Laws of Exponents
Every exponent rule is just repeated multiplication in disguise — expand it once, and the shortcut proves itself.
The product rule, derived
a³ is not a mysterious symbol — it simply means a · a · a, three copies of a multiplied together. Every rule about exponents you're about to learn is a consequence of that one fact, not something to memorise blindly.
Consider a³ · a². Write each factor out: (a · a · a) · (a · a). That's five a's multiplied together in total — no more, no less. So a³ · a² = a⁵. In general, multiplying two powers of the same base just adds up how many factors you have.
The quotient rule, derived
Now divide instead: a⁵ ÷ a² = (a·a·a·a·a) ÷ (a·a). Two of the five a's in the top cancel with the two on the bottom, leaving three a's: a³. Dividing same-base powers subtracts the exponents, the mirror image of multiplying.
- By the quotient rule, a⁵ ÷ a⁵ = a⁵⁻⁵ = a⁰.
- But any nonzero number divided by itself equals 1, so a⁵ ÷ a⁵ must also equal 1.
- Both expressions describe the same division, so a⁰ = 1 — as long as a ≠ 0, since division by 0 is never allowed.
Power of a power, and negative exponents
What about (a²)³? That means three copies of a² multiplied together: a² · a² · a², which by the product rule is a⁶. Multiplying the exponents (2 × 3 = 6) gives the same answer as adding them three times over.

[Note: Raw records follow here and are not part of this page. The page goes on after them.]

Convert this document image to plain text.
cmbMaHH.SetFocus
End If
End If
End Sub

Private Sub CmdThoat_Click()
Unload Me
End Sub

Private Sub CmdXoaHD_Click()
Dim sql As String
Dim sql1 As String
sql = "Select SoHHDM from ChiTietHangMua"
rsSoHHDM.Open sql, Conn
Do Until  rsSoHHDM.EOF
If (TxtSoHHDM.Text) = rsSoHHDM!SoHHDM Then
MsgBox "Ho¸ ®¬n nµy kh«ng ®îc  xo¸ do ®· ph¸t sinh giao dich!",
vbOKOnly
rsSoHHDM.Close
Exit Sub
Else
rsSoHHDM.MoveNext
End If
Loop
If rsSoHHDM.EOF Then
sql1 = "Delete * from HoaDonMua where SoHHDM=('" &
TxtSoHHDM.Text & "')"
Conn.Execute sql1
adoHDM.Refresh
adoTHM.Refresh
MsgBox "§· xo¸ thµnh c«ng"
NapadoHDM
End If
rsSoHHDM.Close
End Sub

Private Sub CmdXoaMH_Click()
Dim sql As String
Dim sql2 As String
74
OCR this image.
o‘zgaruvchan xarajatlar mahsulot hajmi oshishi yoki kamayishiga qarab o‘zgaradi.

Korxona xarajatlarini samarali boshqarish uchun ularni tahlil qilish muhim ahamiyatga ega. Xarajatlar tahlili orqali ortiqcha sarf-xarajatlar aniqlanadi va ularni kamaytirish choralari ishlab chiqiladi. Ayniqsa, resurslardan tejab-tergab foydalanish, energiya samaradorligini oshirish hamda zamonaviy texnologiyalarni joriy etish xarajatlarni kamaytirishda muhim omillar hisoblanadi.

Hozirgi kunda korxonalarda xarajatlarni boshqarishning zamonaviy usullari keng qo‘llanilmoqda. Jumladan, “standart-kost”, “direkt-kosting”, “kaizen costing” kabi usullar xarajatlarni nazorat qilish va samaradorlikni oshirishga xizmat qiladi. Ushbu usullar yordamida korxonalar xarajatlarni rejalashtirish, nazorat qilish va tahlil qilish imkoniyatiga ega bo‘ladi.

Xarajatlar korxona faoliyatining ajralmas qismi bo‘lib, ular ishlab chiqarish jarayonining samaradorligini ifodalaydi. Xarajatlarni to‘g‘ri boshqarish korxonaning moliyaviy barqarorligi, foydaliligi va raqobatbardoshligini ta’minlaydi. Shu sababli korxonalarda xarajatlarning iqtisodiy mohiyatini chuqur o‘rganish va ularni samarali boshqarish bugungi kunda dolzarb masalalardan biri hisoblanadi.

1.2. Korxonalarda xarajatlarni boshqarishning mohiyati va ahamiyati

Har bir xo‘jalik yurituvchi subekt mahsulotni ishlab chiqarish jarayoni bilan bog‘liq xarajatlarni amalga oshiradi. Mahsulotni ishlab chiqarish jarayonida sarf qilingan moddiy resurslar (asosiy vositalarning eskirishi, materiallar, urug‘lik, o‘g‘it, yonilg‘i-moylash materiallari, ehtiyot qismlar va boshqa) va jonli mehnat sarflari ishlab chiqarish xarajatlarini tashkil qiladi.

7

Now push the quotient rule past zero: a² ÷ a⁵ = a²⁻⁵ = a⁻³. But written longhand, a²÷a⁵ = (a·a)÷(a·a·a·a·a), and cancelling leaves 1÷a³ on the bottom. So a⁻³ and 1/a³ must be the same value — a negative exponent doesn't mean a negative number, it means reciprocal.
- Apply the power-of-a-power rule first: (2³)² = 2³×² = 2⁶.
- Now multiply same-base powers: 2⁶ · 2⁻⁴ = 2⁶⁻⁴ = 2².
- 2² = 4.
Square roots, cube roots, and ±√p
A square root of p asks: what number, squared, gives p? Since (−3)² = 9 just as much as 3² = 9, the equation x² = p has two solutions whenever p > 0: x = √p and x = −√p, written together as x = ±√p. A cube root asks what number, cubed, gives p — and because a negative number cubed stays negative, every real number has exactly one real cube root.
Check your understanding
- An exponent counts repeated factors: aⁿ = a · a · … (n times) — every rule below follows from this.
- Product rule aᵐ·aⁿ = a^(m+n) and quotient rule aᵐ÷aⁿ = a^(m−n) require the SAME base; different bases cannot be combined this way.
- Power of a power multiplies exponents: (aᵐ)ⁿ = a^(mn).
- a⁰ = 1 for every a ≠ 0 (0⁰ is undefined), and a negative exponent means reciprocal: a⁻ⁿ = 1/aⁿ.